1980 is the best-directed of the three films, but, especially given what's come before, it's even more of a downer. Paddy Considine's flawed hero, a hopeful but doomed investigator weighed down by residual guilt from cheating on his wife, is like every politician you agreed with on every point but couldn't bring yourself to vote for because his prim, masochistic righteousness is almost as creepy as corruption. The bridging section brings you deeper into the labyrinthine evil of the Yorkshire establishment without giving you anyone to root for or any reason to at least hope that you might see the bad guys get theirs.

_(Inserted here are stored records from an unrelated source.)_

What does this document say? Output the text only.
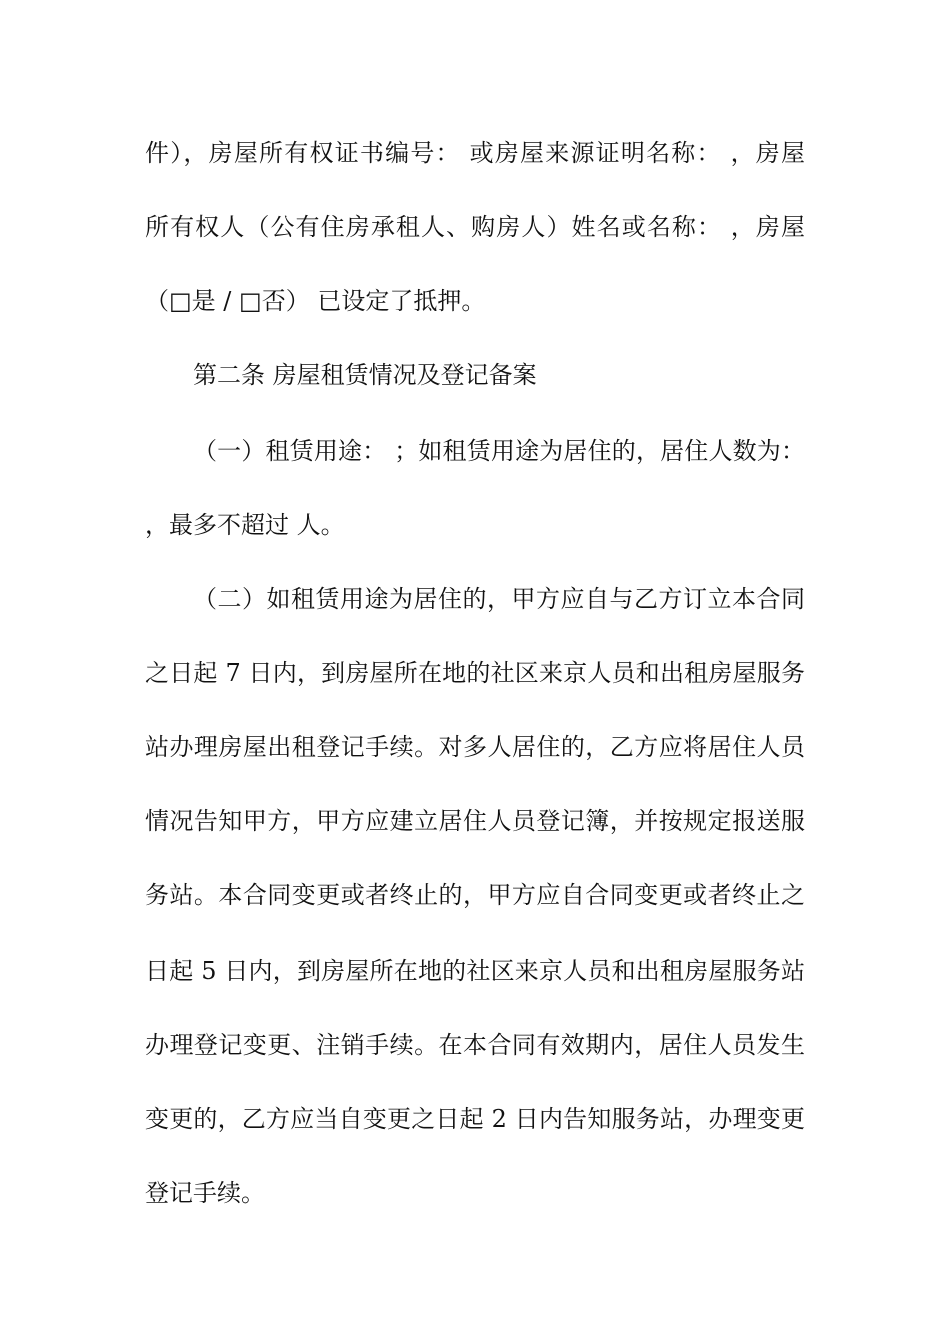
件），房屋所有权证书编号： 或房屋来源证明名称： ，房屋
所有权人（公有住房承租人、购房人）姓名或名称： ，房屋
（□是 / □否） 已设定了抵押。
第二条 房屋租赁情况及登记备案
（一）租赁用途： ；如租赁用途为居住的，居住人数为：
，最多不超过 人。
（二）如租赁用途为居住的，甲方应自与乙方订立本合同
之日起 7 日内，到房屋所在地的社区来京人员和出租房屋服务
站办理房屋出租登记手续。对多人居住的，乙方应将居住人员
情况告知甲方，甲方应建立居住人员登记簿，并按规定报送服
务站。本合同变更或者终止的，甲方应自合同变更或者终止之
日起 5 日内，到房屋所在地的社区来京人员和出租房屋服务站
办理登记变更、注销手续。在本合同有效期内，居住人员发生
变更的，乙方应当自变更之日起 2 日内告知服务站，办理变更
登记手续。
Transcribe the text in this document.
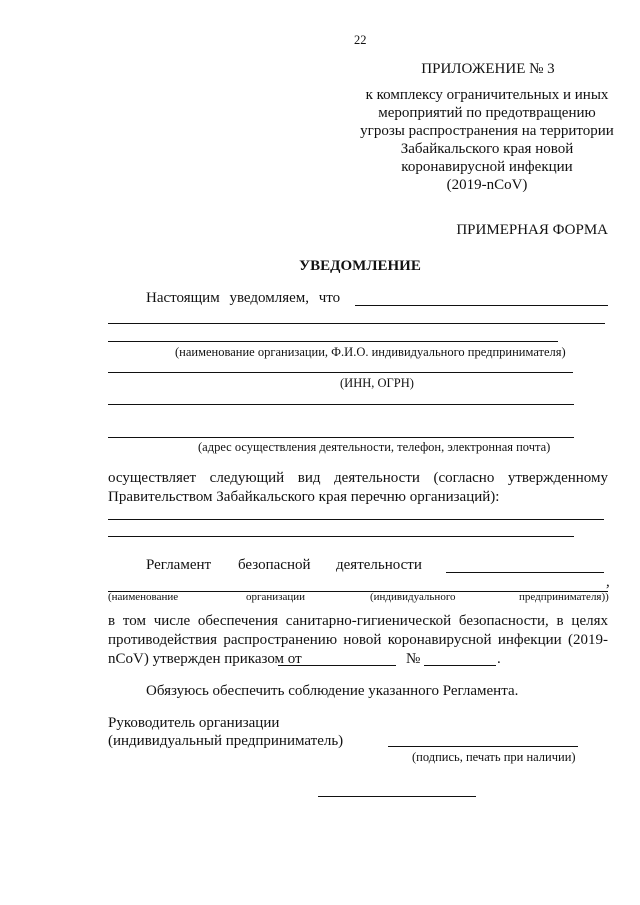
22
ПРИЛОЖЕНИЕ № 3
к комплексу ограничительных и иных
мероприятий по предотвращению
угрозы распространения на территории
Забайкальского края новой
коронавирусной инфекции
(2019-nCoV)
ПРИМЕРНАЯ ФОРМА
УВЕДОМЛЕНИЕ
Настоящим уведомляем, что
(наименование организации, Ф.И.О. индивидуального предпринимателя)
(ИНН, ОГРН)
(адрес осуществления деятельности, телефон, электронная почта)
осуществляет следующий вид деятельности (согласно утвержденному
Правительством Забайкальского края перечню организаций):
Регламент безопасной деятельности
,
(наименование	организации	(индивидуального	предпринимателя))
в том числе обеспечения санитарно-гигиенической безопасности, в целях
противодействия распространению новой коронавирусной инфекции (2019-
nCoV) утвержден приказом от	№	.
Обязуюсь обеспечить соблюдение указанного Регламента.
Руководитель организации
(индивидуальный предприниматель)
(подпись, печать при наличии)
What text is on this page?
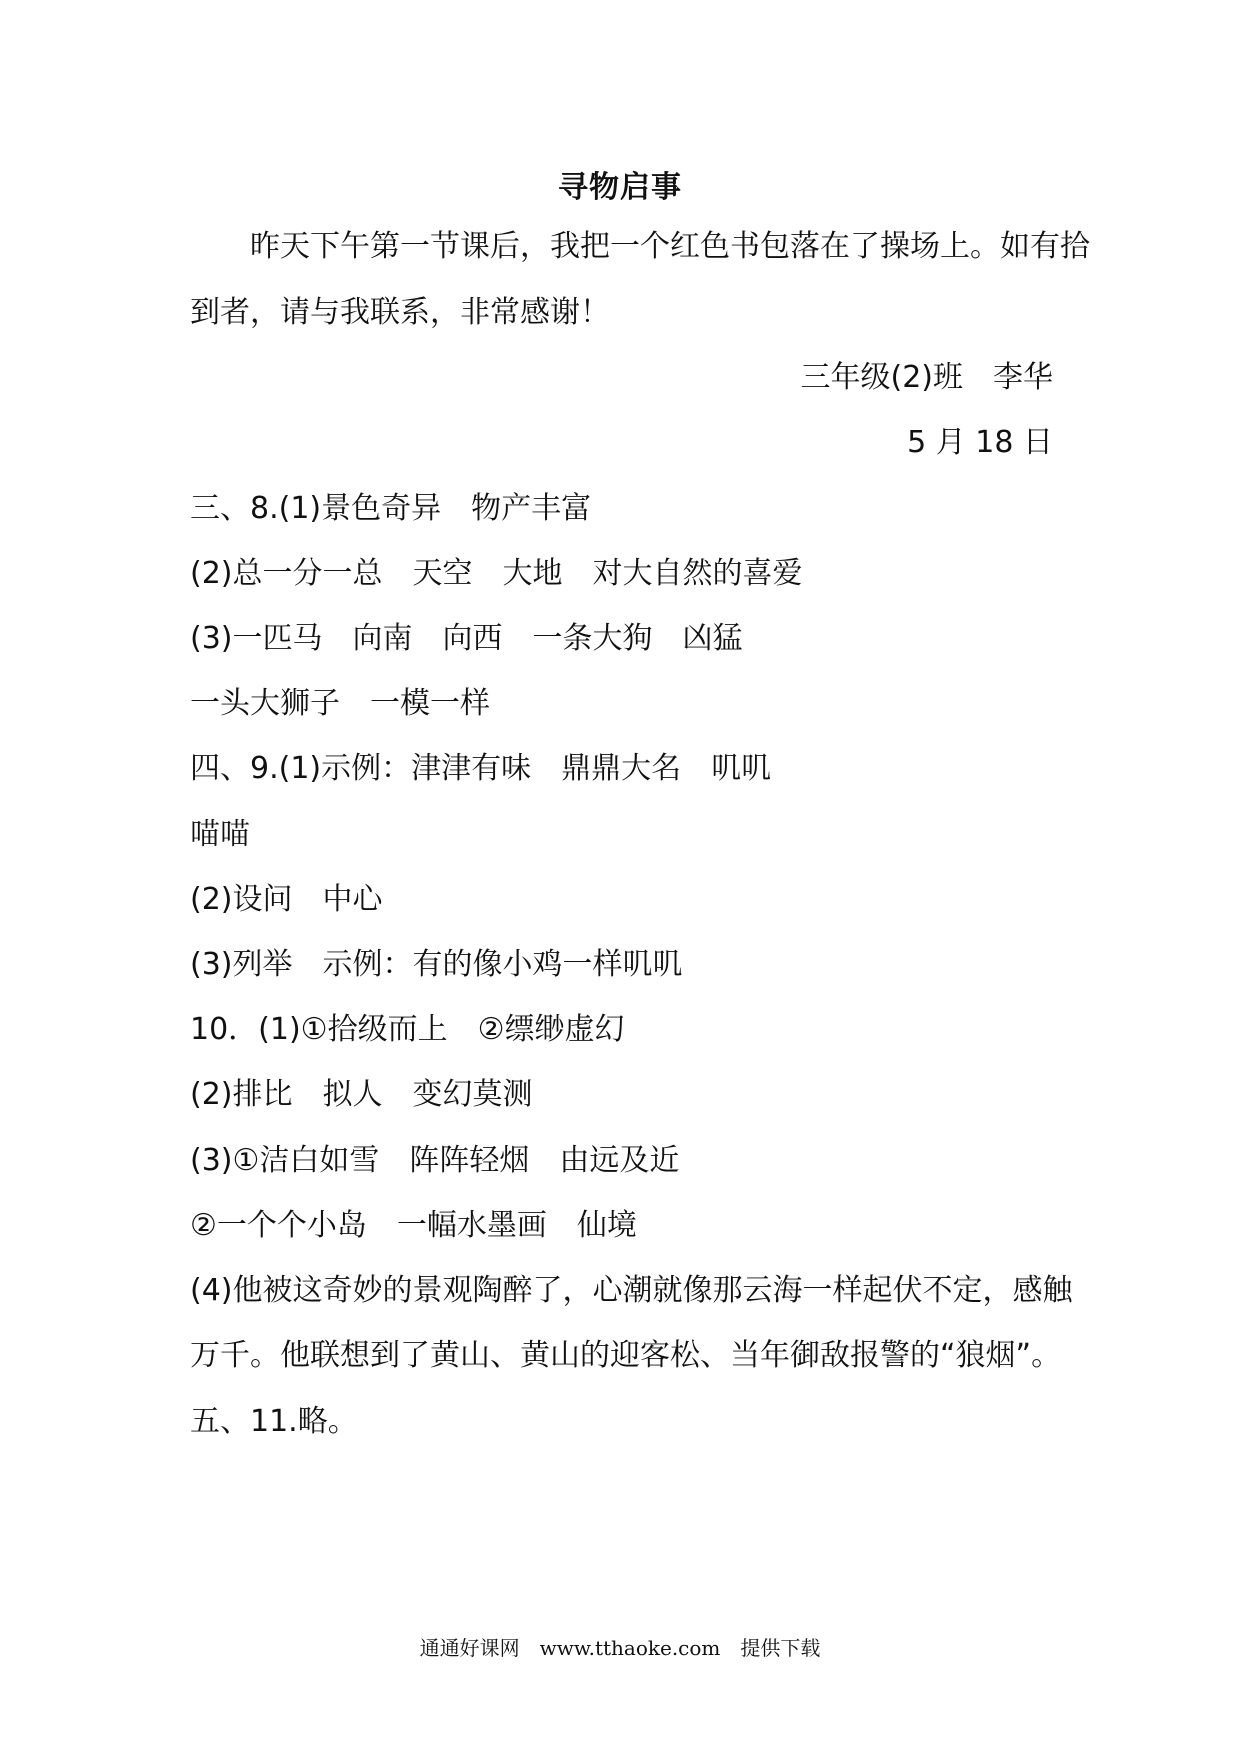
寻物启事
昨天下午第一节课后，我把一个红色书包落在了操场上。如有拾
到者，请与我联系，非常感谢！
三年级(2)班　李华
5 月 18 日
三、8.(1)景色奇异　物产丰富
(2)总一分一总　天空　大地　对大自然的喜爱
(3)一匹马　向南　向西　一条大狗　凶猛
一头大狮子　一模一样
四、9.(1)示例：津津有味　鼎鼎大名　叽叽
喵喵
(2)设问　中心
(3)列举　示例：有的像小鸡一样叽叽
10．(1)①拾级而上　②缥缈虚幻
(2)排比　拟人　变幻莫测
(3)①洁白如雪　阵阵轻烟　由远及近
②一个个小岛　一幅水墨画　仙境
(4)他被这奇妙的景观陶醉了，心潮就像那云海一样起伏不定，感触
万千。他联想到了黄山、黄山的迎客松、当年御敌报警的“狼烟”。
五、11.略。
通通好课网　www.tthaoke.com　提供下载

Thanks to a lot of help from the actors, including Rebecca Hall (in
1974) as the single mother of a lost little girl and Sean Harris as a rodent-like cop,
Red Riding remains watchable up to the third chapter,
1983, which is a straight loser despite Addy and David Morrissey as a police detective who, after appearing in the margins of the earlier films and participating in his colleagues' dirty work, suddenly begins to feel pangs of conscience. It's not Morrissey's fault that, by the time he first gets to signal that his worm is turning, the series has bludgeoned you with its doomy vision that you never believe for a minute that a Yorkshire thug with a badge could give a rat's ass about justice. His actions help set up a sort of happy ending that tries for a rhapsodic transcendence, and Anand doesn't begin to know how to bring it off. There's a lot else that he can't bring off; favorable reviews of
Red Riding have been quick to acknowledge that much of the trilogy's storyline is unclear and elliptical, but Anand is the only director who fails to summon up enough directorial authority to convince you that what might be taken for narrative ambiguity isn't just incompetent filmmaking. Peace's books don't have the tabloid juiciness and electric cackle of Ellroy at peak flavor; Ellroy's alternate histories have a strong current of anger, where Peace's work is more strictly despairing, as if he couldn't really imagine things being very different from his nightmare vision. The films feel like labors of love, but in a self-defeating way: they feel as if everyone involved cared less about giving the material credibility and weight on-screen than in mai=king sure that Pearce's tone of mythologized depressiveness is fully captured, drip by drip--until the hopeful conclusion, which might seem to come out of nowhere even of Anand hadn't vulgarized it with too much clumsy, angelic visual poetry. Watch the trilogy all the way to the end and you may experience the odd sensation of being angry at seeing a five-hour film betray the principles that you weren't really buying anyway.